December 26, 2024

Brighton Journal

Complete News World

More mortgages are ‘sub-risky’ across the US

More mortgages are ‘sub-risky’ across the US

(NewsNation) – Nearly 1 in 37 homes are now worth much less than their remaining mortgage balance, according to New data Released Thursday.

Nationally, the share of “seriously delinquent” mortgages — that is, homes with an outstanding loan that is at least 25% more than market value — rose from 2.6% to 2.7% in the first quarter, according to real estate data firm ATTOM.


However, this share is still well below the pre-pandemic level when One of 15 Homes (6.6%) fall into this category.

In a statement, Rob Barber, CEO of ATTOM, said homeowners continue to benefit from rising equity, but noted that “the windfall is slowly starting to erode.”

The new report found that many states, especially in the South, have a much higher share of dangerously underwater homes than the rest of the country.

Louisiana leads the nation, with nearly one in nine mortgages (11.3%) experiencing severe mortgage depreciation, according to the report. Meanwhile, Kentucky saw the largest quarterly increase, jumping from 6.3% to 8.3%.

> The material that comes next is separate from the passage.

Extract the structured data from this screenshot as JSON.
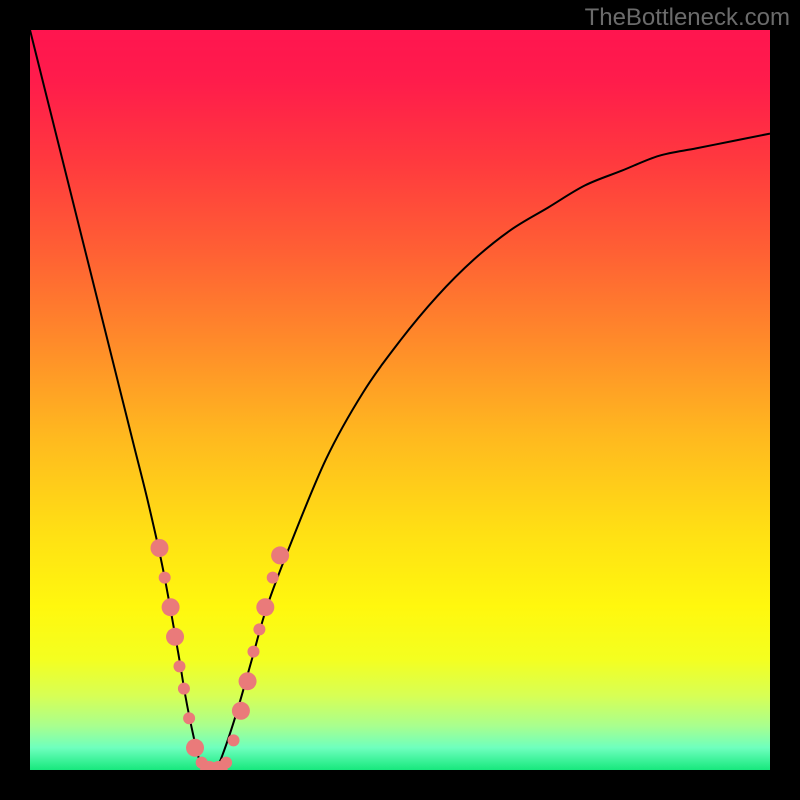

If a homeowner overpays and the value of the property declines, they could slide into negative equity and become “underwater” on their mortgage.

This was less of a concern for longtime homeowners who have seen their home equity skyrocket in recent years, but new homeowners haven’t been so lucky.

Last year more than 10% of new home buyers They had property that was worth less than what they owed. Intense competition for limited inventory and high mortgage rates contributed to this.

See also  Microsoft CEO Satya Nadella tells employees that pay increases are coming

Regarding the major metros with the riskiest underwater mortgages, Baton Rouge, Louisiana, tops the list (13.4%), followed by New Orleans (7.3%); Jackson, Mississippi (6.5%); Little Rock, Arkansas (6%) and Syracuse, New York (5.6%).

The share of “equity-rich” homes, defined as properties with loan balances less than 50% of market value, also fell in the first quarter from 46.1% to 45.8%, according to the report.

The recent decline in stocks isn’t necessarily bad news for home shoppers because it could signal a broader decline in home prices.

“Amid recent trends, this year’s spring buying season will be increasingly important in telling us whether a new long-term market pattern is developing,” Barber said, while also noting that it is too early to tell.

Last week, the average long-term mortgage interest rate rose to its highest level in five months, 7.22%.

Americans were hoping for some relief in the form of interest rate cuts, but after multiple hot inflation reports, the Fed intends to keep interest rates higher for longer.

Today, only 21% of people think it’s a good time to buy a home, which is the lowest level on record, according to Gallup.

Housing costs Now ranked second behind only inflation as the most important financial problem facing American households.